Article

Lactation performance and amino acid utilization of cows fed increasing amounts of reduced-fat dried distillers grains with solubles.

Dairy Science Department, South Dakota State University, Brookings 57007, USA.
Journal of Dairy Science (Impact Factor: 2.55). 01/2010; 93(1):288-303. DOI: 10.3168/jds.2009-2377
Source: PubMed

ABSTRACT The use of a solvent-extraction process that removes corn oil from distillers grains produces a reduced-fat co-product (RFDG). To determine the optimal concentration of RFDG in mid-lactation diets, 22 multiparous and 19 primiparous Holstein cows were used in a completely randomized design for 8 wk, including a 2-wk covariate period. The RFDG was included at 0, 10, 20, and 30% of the diet on a dry matter basis, replacing soybean feedstuffs. Increasing RFDG in diets had no effect on dry matter intake (23.1 kg/d) or milk production (35.0 kg/d). Milk fat percentage increased linearly from 3.18 to 3.72% as RFDG increased from 0 to 30% of the diet. Similarly, milk fat yield tended to increase linearly from 1.08 to 1.32 kg/d. Milk protein percentage (2.99, 3.06, 3.13, and 2.99% for diets with RFDG from 0 to 30%) responded quadratically, whereas protein yield was not affected by treatment. Milk urea N decreased linearly from 15.8 to 13.1mg/dL. The efficiency of N utilization for milk production was not affected by including RFDG (26.1%), whereas the efficiency of milk production (energy-corrected milk divided by dry matter intake) tended to increase linearly with increasing RFDG in the diet.
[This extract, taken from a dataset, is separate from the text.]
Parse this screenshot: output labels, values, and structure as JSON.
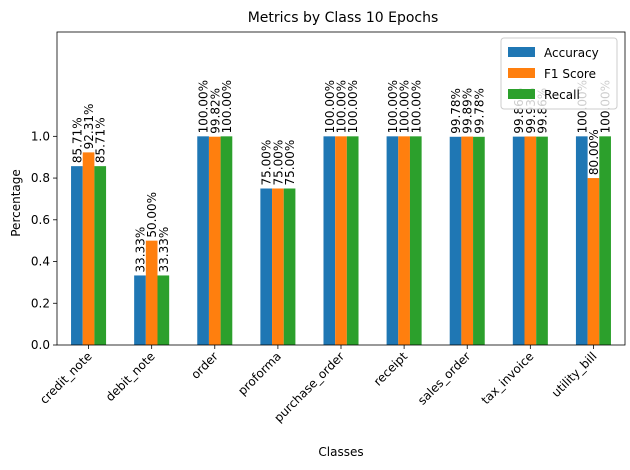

Similarly, concentrations of plasma glucose increased linearly. Arterial Lys decreased linearly from 66.0 to 44.8 microM/L, whereas arterial Met increased linearly from 16.5 to 29.3 microM/L. Arteriovenous difference of Lys decreased linearly from 42.6 to 32.5 microM/L, whereas that of Met was unaffected. The extraction of Lys by the mammary gland increased linearly from 64.3 to 72.2%, whereas that of Met decreased linearly from 71.6 to 42.7%. Feeding up to 30% of RFDG in a mid-lactation diet supported lactation performance similarly to cows fed the soybean protein-based diet (0% RFDG).